Spot vs Reserved vs On-Demand?
On-Demand: pay per hour, no commitment. Reserved: 1-3 year commitment, 72% savings. Spot: unused capacity, 90% savings, can be terminated. Use Reserved for production, Spot for CI/CD.
Storage & Database
EBS vs S3?
EBS: block storage, attached to EC2, like a hard drive. S3: object storage, accessed via HTTP, unlimited size. EBS for OS/databases, S3 for files/backups/static content.
S3 Storage Classes?
Standard (frequent), Standard-IA (infrequent), Glacier Instant (archive), Glacier Deep (long-term). Use Lifecycle Rules to auto-move objects between classes.
RDS Multi-AZ vs Read Replica?
Multi-AZ: standby in another AZ for failover (high availability). Read Replica: copy for read queries (performance). Multi-AZ for HA, Read Replicas for scale.
What is Route 53?
AWS DNS service. Translates domain names to IPs. Supports routing policies: simple, weighted (canary), latency (nearest region), failover (disaster recovery).
Monitoring & IaC
What is CloudWatch?
AWS monitoring: Metrics (CPU, memory), Logs (centralized log search), Alarms (alert when thresholds crossed). Every AWS service sends data to CloudWatch automatically.
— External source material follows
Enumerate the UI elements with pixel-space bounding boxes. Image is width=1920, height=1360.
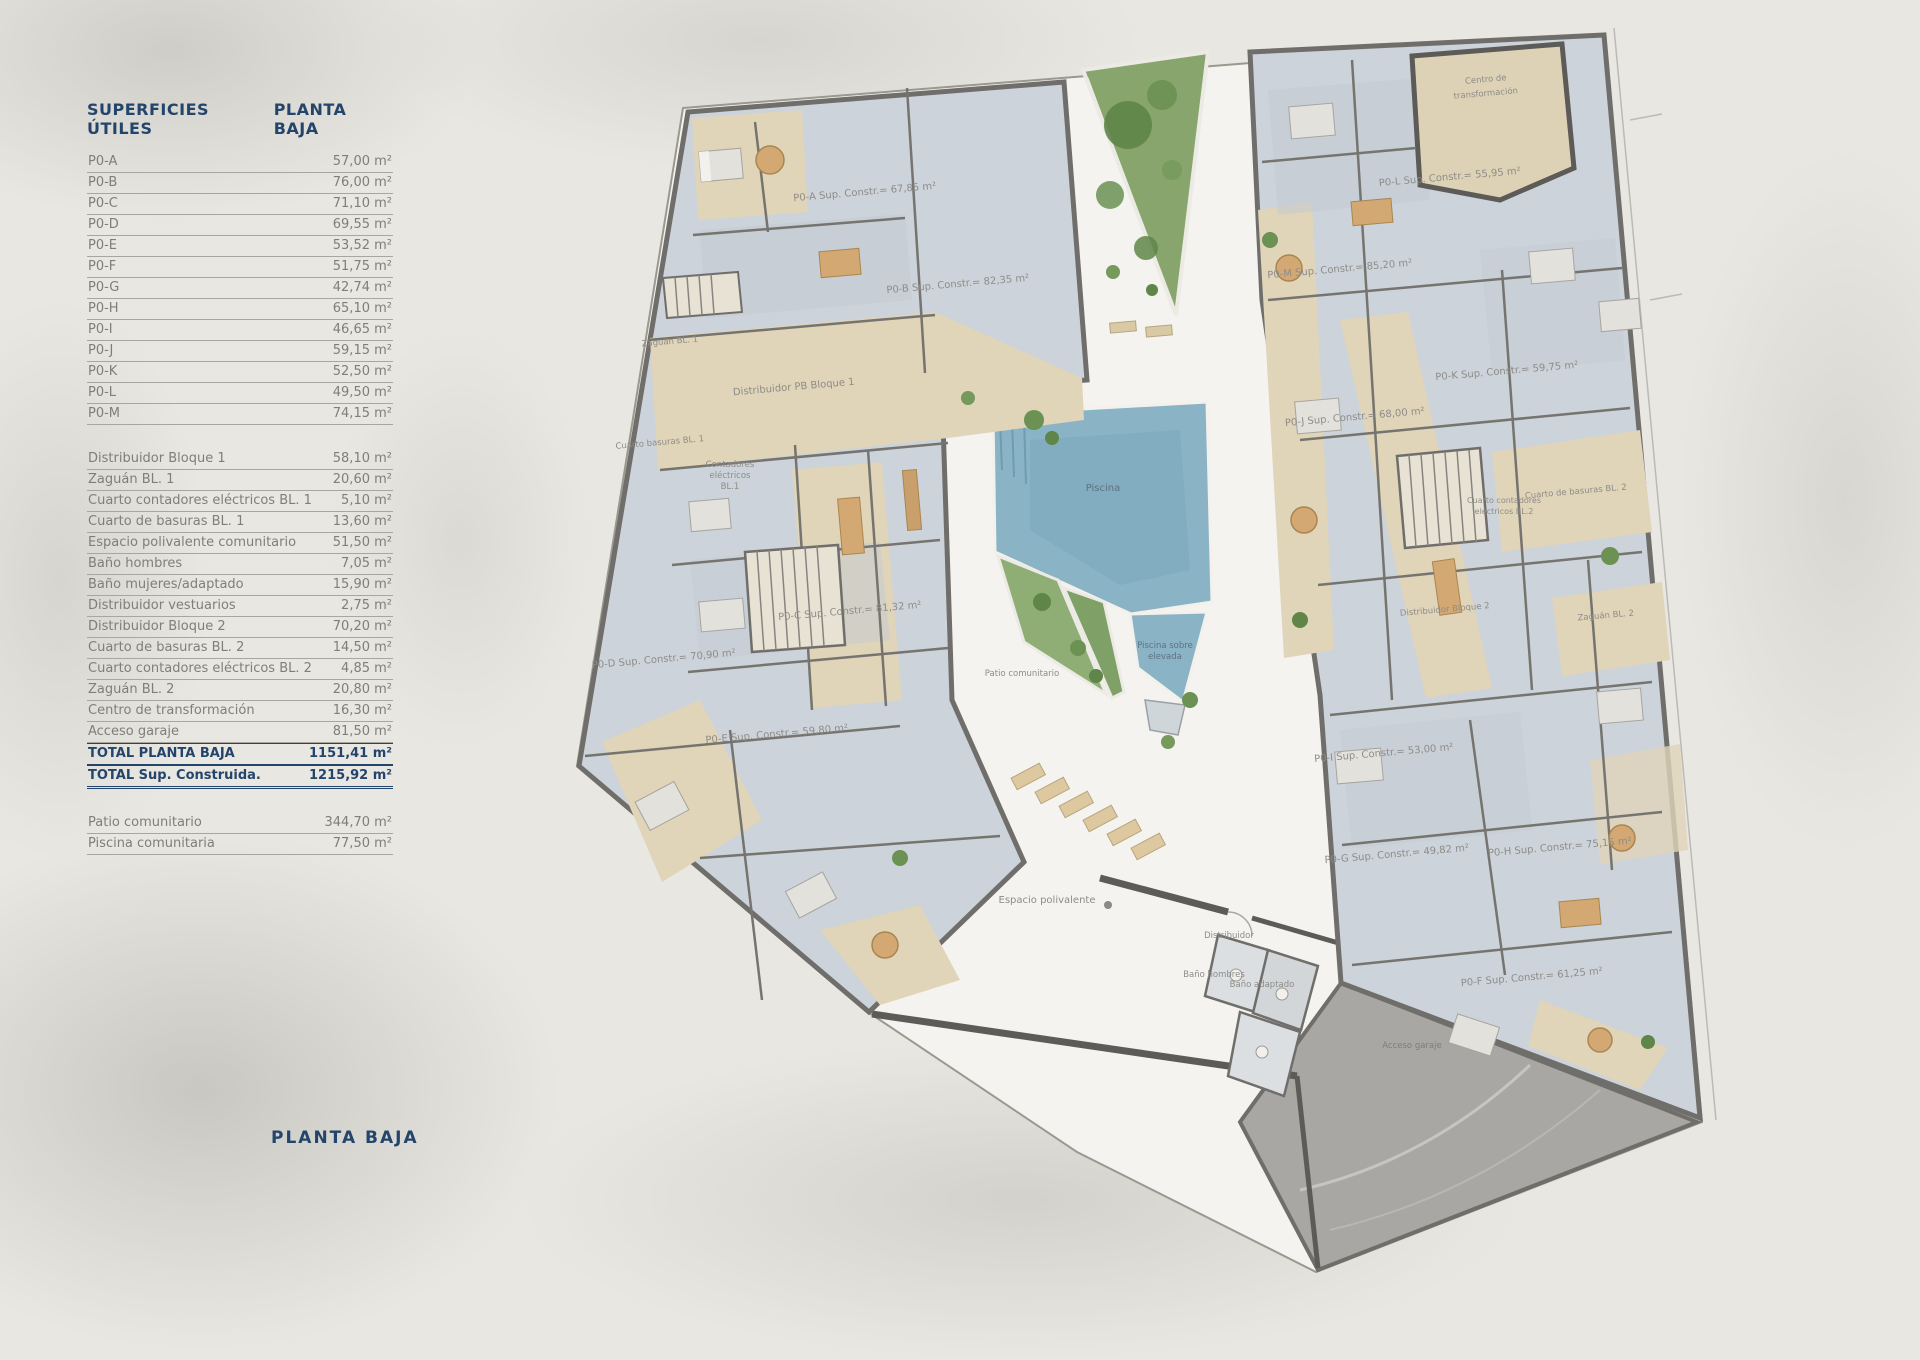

CloudFormation vs Terraform?
CloudFormation: AWS-only, free, no state file. Terraform: multi-cloud, needs state management, more flexible. CloudFormation for AWS-only, Terraform for multi-cloud.
What is WAF?
Web Application Firewall. Sits in front of ALB/CloudFront. Blocks SQL injection, XSS, bot traffic, rate-limits IPs. Use AWS Managed Rules for OWASP Top 10 protection.
VPC Peering vs Transit Gateway?
Peering: direct 1-to-1 VPC connection, not transitive. Transit Gateway: central hub connecting many VPCs (star topology). Use TGW for 5+ VPCs.
Gateway vs Interface Endpoint?
Gateway: free, S3 and DynamoDB only. Interface: creates ENI in subnet, 80+ AWS services, costs per hour+GB. Use Gateway for S3 (saves NAT costs).
ECS vs EKS?
ECS: simple, AWS-native, free control plane. EKS: full Kubernetes, portable, $73/month control plane. ECS for simplicity, EKS for K8s teams.